Component downloads (browser engine, models) fetch from their public distribution sources during init/warmup or first use. There is no license check, no update phone-home, no account.
Telemetry: off, local, yours
Off by default. If you opt in with WIGOLO_TELEMETRY=1, events are appended to a local NDJSON file (~/.wigolo/telemetry/events-YYYYMMDD.ndjson) — nothing is transmitted. A network POST happens only if you additionally set WIGOLO_TELEMETRY_ENDPOINT to a URL of your own; wigolo ships no vendor endpoint to send to. wigolo doctor always shows the current telemetry state.
Credentials
Secrets never sit in plaintext on disk:
- LLM API keys go to the OS keychain.

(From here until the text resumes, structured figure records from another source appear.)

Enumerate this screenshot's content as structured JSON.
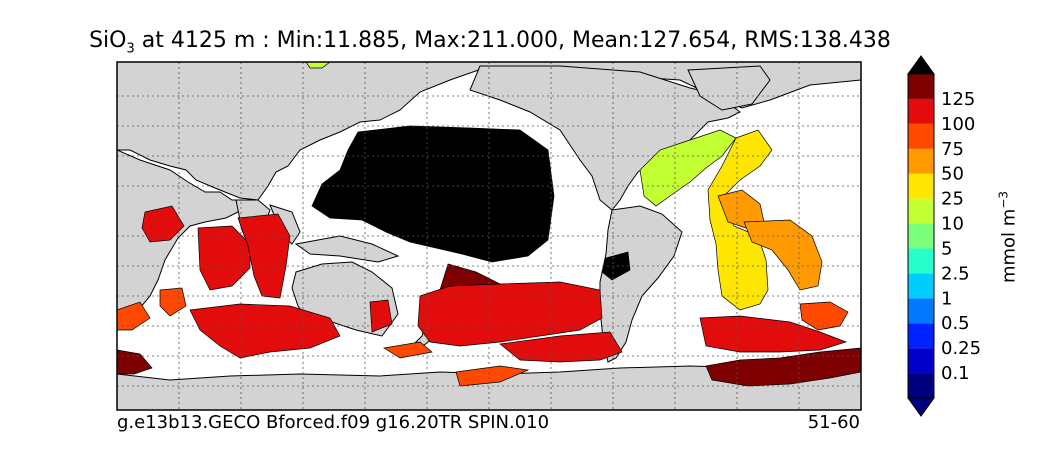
{
  "title": {
    "species": "SiO",
    "subscript": "3",
    "rest": " at 4125 m : Min:11.885, Max:211.000, Mean:127.654, RMS:138.438"
  },
  "footer": {
    "run_name": "g.e13b13.GECO Bforced.f09 g16.20TR SPIN.010",
    "years": "51-60"
  },
  "colorbar": {
    "units_base": "mmol m",
    "units_exp": "−3",
    "extend": "both",
    "levels": [
      {
        "label": "",
        "color": "#00007f"
      },
      {
        "label": "0.1",
        "color": "#0000c8"
      },
      {
        "label": "0.25",
        "color": "#0022ff"
      },
      {
        "label": "0.5",
        "color": "#0078ff"
      },
      {
        "label": "1",
        "color": "#00ccff"
      },
      {
        "label": "2.5",
        "color": "#26ffc8"
      },
      {
        "label": "5",
        "color": "#7cff7a"
      },
      {
        "label": "10",
        "color": "#c2ff33"
      },
      {
        "label": "25",
        "color": "#ffe600"
      },
      {
        "label": "50",
        "color": "#ff9a00"
      },
      {
        "label": "75",
        "color": "#ff4800"
      },
      {
        "label": "100",
        "color": "#e30c0c"
      },
      {
        "label": "125",
        "color": "#7f0000"
      }
    ],
    "under_color": "#00007f",
    "over_color": "#000000"
  },
  "chart_data": {
    "type": "heatmap",
    "variable": "SiO3",
    "depth_m": 4125,
    "stats": {
      "min": 11.885,
      "max": 211.0,
      "mean": 127.654,
      "rms": 138.438
    },
    "units": "mmol m-3",
    "grid": true,
    "legend": "colorbar-right",
    "land_color": "#d3d3d3",
    "no_data_color": "#ffffff"
  }
}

Where no keychain is available, they're written as AES-256-GCM-encrypted files under
~/.wigolo/keys/.initreads a key only from theWIGOLO_LLM_API_KEYenv var — never from a flag, so it can't leak into shell history or process listings. - Proxy credentials (and the URLs for opt-in solver/reader services): userinfo is split off and stored in the keychain; only the credential-free URL is persisted to
config.json. wigolo config --exportexcludes secrets, so a shared settings file can't leak keys.- The REST bearer token supports
WIGOLO_API_TOKEN_FILEso deployments can mount it as a secret instead of an env var visible in process inspection.
Serve-mode hardening
The HTTP daemon assumes the network is hostile:
- Fail-closed bind gate — a non-loopback bind with no token refuses to start; open remote access requires a named override flag. (Details.)

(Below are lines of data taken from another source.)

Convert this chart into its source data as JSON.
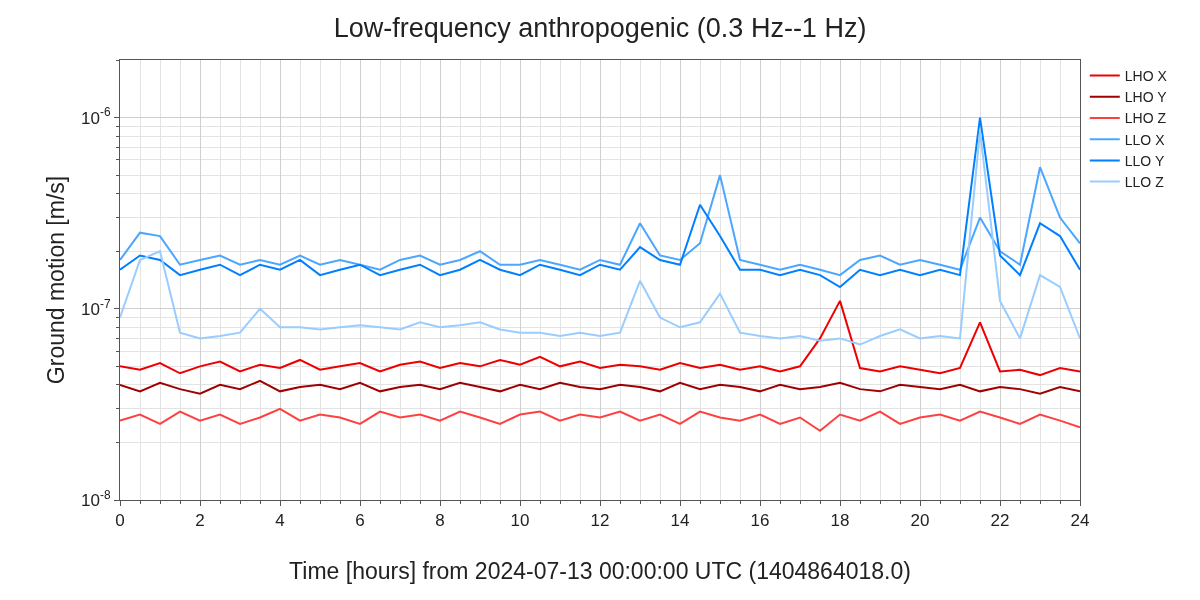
{
  "chart_data": {
    "type": "line",
    "title": "Low-frequency anthropogenic (0.3 Hz--1 Hz)",
    "xlabel": "Time [hours] from 2024-07-13 00:00:00 UTC (1404864018.0)",
    "ylabel": "Ground motion [m/s]",
    "x": [
      0,
      0.5,
      1,
      1.5,
      2,
      2.5,
      3,
      3.5,
      4,
      4.5,
      5,
      5.5,
      6,
      6.5,
      7,
      7.5,
      8,
      8.5,
      9,
      9.5,
      10,
      10.5,
      11,
      11.5,
      12,
      12.5,
      13,
      13.5,
      14,
      14.5,
      15,
      15.5,
      16,
      16.5,
      17,
      17.5,
      18,
      18.5,
      19,
      19.5,
      20,
      20.5,
      21,
      21.5,
      22,
      22.5,
      23,
      23.5,
      24
    ],
    "series": [
      {
        "name": "LHO X",
        "color": "#ee0000",
        "values": [
          5e-08,
          4.8e-08,
          5.2e-08,
          4.6e-08,
          5e-08,
          5.3e-08,
          4.7e-08,
          5.1e-08,
          4.9e-08,
          5.4e-08,
          4.8e-08,
          5e-08,
          5.2e-08,
          4.7e-08,
          5.1e-08,
          5.3e-08,
          4.9e-08,
          5.2e-08,
          5e-08,
          5.4e-08,
          5.1e-08,
          5.6e-08,
          5e-08,
          5.3e-08,
          4.9e-08,
          5.1e-08,
          5e-08,
          4.8e-08,
          5.2e-08,
          4.9e-08,
          5.1e-08,
          4.8e-08,
          5e-08,
          4.7e-08,
          5e-08,
          7e-08,
          1.1e-07,
          4.9e-08,
          4.7e-08,
          5e-08,
          4.8e-08,
          4.6e-08,
          4.9e-08,
          8.5e-08,
          4.7e-08,
          4.8e-08,
          4.5e-08,
          4.9e-08,
          4.7e-08
        ]
      },
      {
        "name": "LHO Y",
        "color": "#a00000",
        "values": [
          4e-08,
          3.7e-08,
          4.1e-08,
          3.8e-08,
          3.6e-08,
          4e-08,
          3.8e-08,
          4.2e-08,
          3.7e-08,
          3.9e-08,
          4e-08,
          3.8e-08,
          4.1e-08,
          3.7e-08,
          3.9e-08,
          4e-08,
          3.8e-08,
          4.1e-08,
          3.9e-08,
          3.7e-08,
          4e-08,
          3.8e-08,
          4.1e-08,
          3.9e-08,
          3.8e-08,
          4e-08,
          3.9e-08,
          3.7e-08,
          4.1e-08,
          3.8e-08,
          4e-08,
          3.9e-08,
          3.7e-08,
          4e-08,
          3.8e-08,
          3.9e-08,
          4.1e-08,
          3.8e-08,
          3.7e-08,
          4e-08,
          3.9e-08,
          3.8e-08,
          4e-08,
          3.7e-08,
          3.9e-08,
          3.8e-08,
          3.6e-08,
          3.9e-08,
          3.7e-08
        ]
      },
      {
        "name": "LHO Z",
        "color": "#ff4040",
        "values": [
          2.6e-08,
          2.8e-08,
          2.5e-08,
          2.9e-08,
          2.6e-08,
          2.8e-08,
          2.5e-08,
          2.7e-08,
          3e-08,
          2.6e-08,
          2.8e-08,
          2.7e-08,
          2.5e-08,
          2.9e-08,
          2.7e-08,
          2.8e-08,
          2.6e-08,
          2.9e-08,
          2.7e-08,
          2.5e-08,
          2.8e-08,
          2.9e-08,
          2.6e-08,
          2.8e-08,
          2.7e-08,
          2.9e-08,
          2.6e-08,
          2.8e-08,
          2.5e-08,
          2.9e-08,
          2.7e-08,
          2.6e-08,
          2.8e-08,
          2.5e-08,
          2.7e-08,
          2.3e-08,
          2.8e-08,
          2.6e-08,
          2.9e-08,
          2.5e-08,
          2.7e-08,
          2.8e-08,
          2.6e-08,
          2.9e-08,
          2.7e-08,
          2.5e-08,
          2.8e-08,
          2.6e-08,
          2.4e-08
        ]
      },
      {
        "name": "LLO X",
        "color": "#4ba6ff",
        "values": [
          1.8e-07,
          2.5e-07,
          2.4e-07,
          1.7e-07,
          1.8e-07,
          1.9e-07,
          1.7e-07,
          1.8e-07,
          1.7e-07,
          1.9e-07,
          1.7e-07,
          1.8e-07,
          1.7e-07,
          1.6e-07,
          1.8e-07,
          1.9e-07,
          1.7e-07,
          1.8e-07,
          2e-07,
          1.7e-07,
          1.7e-07,
          1.8e-07,
          1.7e-07,
          1.6e-07,
          1.8e-07,
          1.7e-07,
          2.8e-07,
          1.9e-07,
          1.8e-07,
          2.2e-07,
          5e-07,
          1.8e-07,
          1.7e-07,
          1.6e-07,
          1.7e-07,
          1.6e-07,
          1.5e-07,
          1.8e-07,
          1.9e-07,
          1.7e-07,
          1.8e-07,
          1.7e-07,
          1.6e-07,
          3e-07,
          2e-07,
          1.7e-07,
          5.5e-07,
          3e-07,
          2.2e-07
        ]
      },
      {
        "name": "LLO Y",
        "color": "#0080ff",
        "values": [
          1.6e-07,
          1.9e-07,
          1.8e-07,
          1.5e-07,
          1.6e-07,
          1.7e-07,
          1.5e-07,
          1.7e-07,
          1.6e-07,
          1.8e-07,
          1.5e-07,
          1.6e-07,
          1.7e-07,
          1.5e-07,
          1.6e-07,
          1.7e-07,
          1.5e-07,
          1.6e-07,
          1.8e-07,
          1.6e-07,
          1.5e-07,
          1.7e-07,
          1.6e-07,
          1.5e-07,
          1.7e-07,
          1.6e-07,
          2.1e-07,
          1.8e-07,
          1.7e-07,
          3.5e-07,
          2.4e-07,
          1.6e-07,
          1.6e-07,
          1.5e-07,
          1.6e-07,
          1.5e-07,
          1.3e-07,
          1.6e-07,
          1.5e-07,
          1.6e-07,
          1.5e-07,
          1.6e-07,
          1.5e-07,
          1e-06,
          1.9e-07,
          1.5e-07,
          2.8e-07,
          2.4e-07,
          1.6e-07
        ]
      },
      {
        "name": "LLO Z",
        "color": "#99ccff",
        "values": [
          9e-08,
          1.8e-07,
          2e-07,
          7.5e-08,
          7e-08,
          7.2e-08,
          7.5e-08,
          1e-07,
          8e-08,
          8e-08,
          7.8e-08,
          8e-08,
          8.2e-08,
          8e-08,
          7.8e-08,
          8.5e-08,
          8e-08,
          8.2e-08,
          8.5e-08,
          7.8e-08,
          7.5e-08,
          7.5e-08,
          7.2e-08,
          7.5e-08,
          7.2e-08,
          7.5e-08,
          1.4e-07,
          9e-08,
          8e-08,
          8.5e-08,
          1.2e-07,
          7.5e-08,
          7.2e-08,
          7e-08,
          7.2e-08,
          6.8e-08,
          7e-08,
          6.5e-08,
          7.2e-08,
          7.8e-08,
          7e-08,
          7.2e-08,
          7e-08,
          8.5e-07,
          1.1e-07,
          7e-08,
          1.5e-07,
          1.3e-07,
          7e-08
        ]
      }
    ],
    "xlim": [
      0,
      24
    ],
    "xticks": [
      0,
      2,
      4,
      6,
      8,
      10,
      12,
      14,
      16,
      18,
      20,
      22,
      24
    ],
    "ylim": [
      1e-08,
      2e-06
    ],
    "yticks": [
      {
        "value": 1e-08,
        "label": "10$^{-8}$"
      },
      {
        "value": 1e-07,
        "label": "10$^{-7}$"
      },
      {
        "value": 1e-06,
        "label": "10$^{-6}$"
      }
    ],
    "log": "y",
    "grid": true,
    "legend": "top right",
    "line_style": "solid",
    "marker": "none"
  }
}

- Bearer auth on the REST + MCP surface when a token is configured;
/healthalone stays open for probes. - DNS-rebinding guard — requests whose
Hostheader isn't loopback (or the configured bind host) are rejected, so a malicious page resolving its domain to127.0.0.1gets a 403, not your daemon. - Browser-origin guard — any request carrying an
Originheader is rejected on the MCP and admin routes before token checking, so web pages can't probe token validity. - Loopback source is never trusted as auth — tunnels deliver remote traffic from 127.0.0.1, so authentication is the token, not the source address.
- Slow-client timeouts, body caps, concurrency caps bound resource use (limits).
SSRF guards
URL-taking surfaces refuse targets that resolve to private or loopback address space:
fetch/crawl/ every URL-bearing REST route — private targets blocked unless you opt in for local dev (WIGOLO_FETCH_ALLOW_PRIVATE=true).watchwebhook destinations — a watch notification can't be pointed at your internal network.- Remote-exposed daemons additionally refuse loopback-literal targets outright, so a remote caller can't use wigolo to probe services on its own host (posture).
Responsible disclosure
Please don't open public issues for vulnerabilities. Report privately via GitHub's "Report a vulnerability" on the repository's Security tab — the process, scope, and response expectations are in SECURITY.md.